Traditional call centers are costly and cumbersome. They cannot quickly adjust to the growth of the load or changes in the sales script. Training takes time, and the growing number of calls requires an increase in the number of operators and the cost of the payroll. Smart assistants based on artificial intelligence, natural language processing, and machine learning evolve over time: they process the information received, learn and become smarter, joke and understand emotions. This makes it possible to reduce the labor cost while providing the same level of service.
2. Increase the number of processed applications.
Artificial intelligence and machine learning allow the assistant to provide better and faster support to users than the operator. The robot finds the necessary information faster and does not make the client hang on the line for a long time, thereby processing more requests.
3. Speed up processes within the bank.
A banking virtual assistant does not get sick, makes mistakes, deviates from the script, needs a workplace, works 24/7, and automatically provides analytics. Also, robotic bots can unload the contact center.
Virtual Assistant Development
A virtual assistant for banking is not just a classifier or orchestration logic. In a similar vein, a graphical user interface is more than just lines and style. A banking virtual assistant is a complete channel of product experience. It requires careful and thoughtful design in order to meet the requirements of the end-users. The quality of the design determines how successful the virtual assistant will be.
Regardless of the channel, it's important to develop a useful virtual assistant in banking that doesn't try to embrace the immense. You should brainstorm all the actions the assistant will perform and then develop an iterative plan for their implementation. High frequency and uncomplicated queries are the first aspects to cover. For example, "What time do you close?" is a high-frequency, low complexity question in banking. The strategy should also take into account changes in the frequency and complexity of the request.

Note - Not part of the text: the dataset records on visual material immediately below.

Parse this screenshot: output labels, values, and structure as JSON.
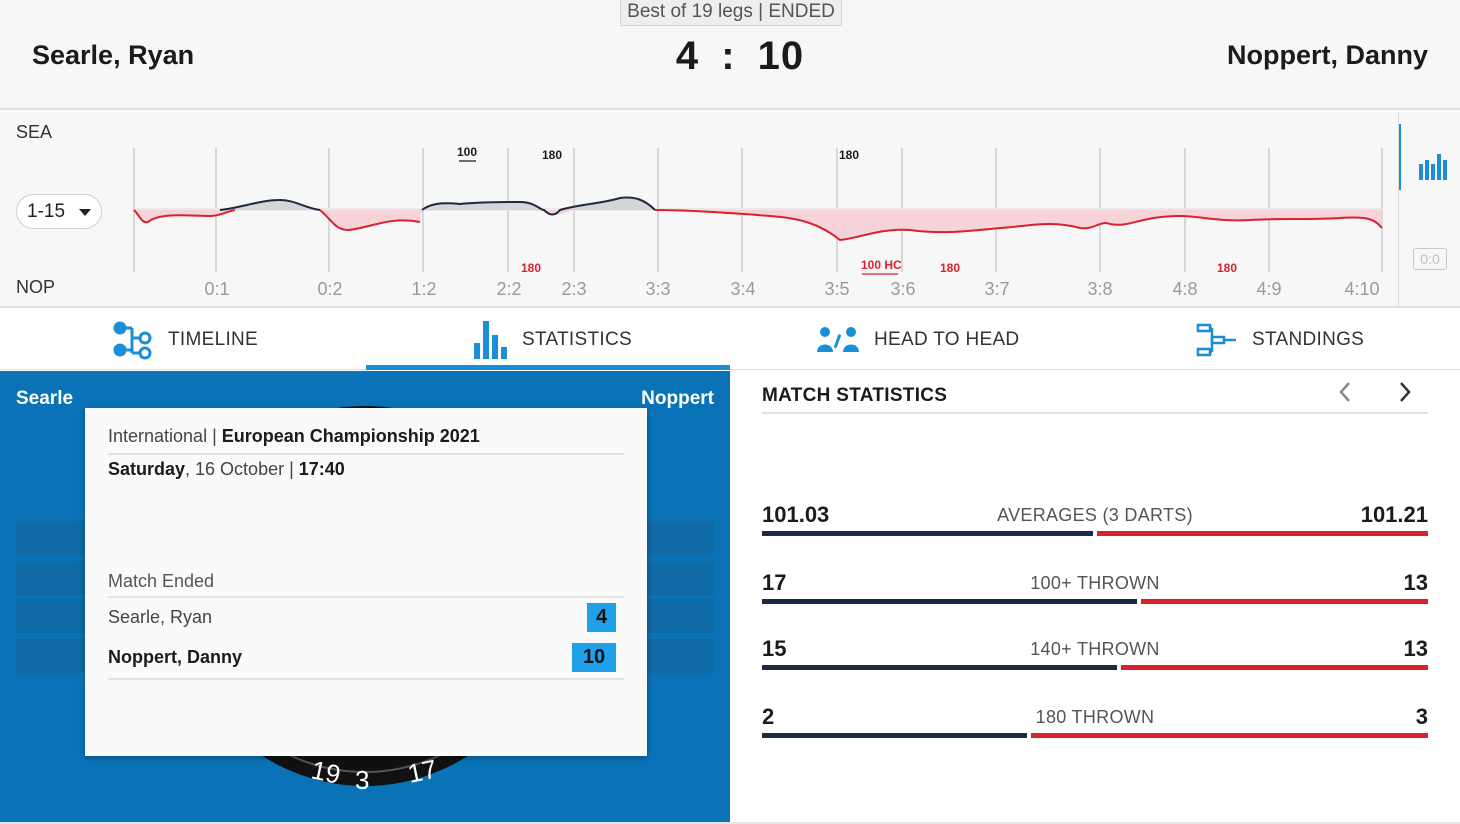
{
  "header": {
    "format": "Best of 19 legs | ENDED",
    "player_left": "Searle, Ryan",
    "player_right": "Noppert, Danny",
    "score_left": "4",
    "score_sep": ":",
    "score_right": "10"
  },
  "chart": {
    "label_top": "SEA",
    "label_bottom": "NOP",
    "range": "1-15",
    "side_badge": "0:0",
    "ticks": [
      "0:1",
      "0:2",
      "1:2",
      "2:2",
      "2:3",
      "3:3",
      "3:4",
      "3:5",
      "3:6",
      "3:7",
      "3:8",
      "4:8",
      "4:9",
      "4:10"
    ],
    "markers_top": [
      "100",
      "180",
      "180"
    ],
    "markers_bottom": [
      "180",
      "100 HC",
      "180",
      "180"
    ]
  },
  "tabs": [
    {
      "label": "TIMELINE",
      "icon": "timeline-icon"
    },
    {
      "label": "STATISTICS",
      "icon": "statistics-icon"
    },
    {
      "label": "HEAD TO HEAD",
      "icon": "head-to-head-icon"
    },
    {
      "label": "STANDINGS",
      "icon": "standings-icon"
    }
  ],
  "left_panel": {
    "name_left": "Searle",
    "name_right": "Noppert",
    "card": {
      "category": "International",
      "separator": " | ",
      "tournament": "European Championship 2021",
      "day": "Saturday",
      "date": ", 16 October | ",
      "time": "17:40",
      "status": "Match Ended",
      "player1": "Searle, Ryan",
      "player1_score": "4",
      "player2": "Noppert, Danny",
      "player2_score": "10"
    }
  },
  "stats": {
    "title": "MATCH STATISTICS",
    "rows": [
      {
        "label": "AVERAGES (3 DARTS)",
        "left": "101.03",
        "right": "101.21",
        "left_share": 0.5
      },
      {
        "label": "100+ THROWN",
        "left": "17",
        "right": "13",
        "left_share": 0.567
      },
      {
        "label": "140+ THROWN",
        "left": "15",
        "right": "13",
        "left_share": 0.536
      },
      {
        "label": "180 THROWN",
        "left": "2",
        "right": "3",
        "left_share": 0.4
      }
    ]
  },
  "colors": {
    "accent": "#1a8fd8",
    "panel_blue": "#0a73b7",
    "left_player": "#1c2a42",
    "right_player": "#d9222d"
  }
}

Chatbots have already flooded the world; we can't imagine a day without them. When we address the security issues required for financial and banking transactions, voice banking assistants will become as popular as Siri or Google Assistant. Many financial players began to study the potential of this sector and even tried to create something of their own, but in the future, we will have even more cool features. The main thing is not to be afraid to accept new things!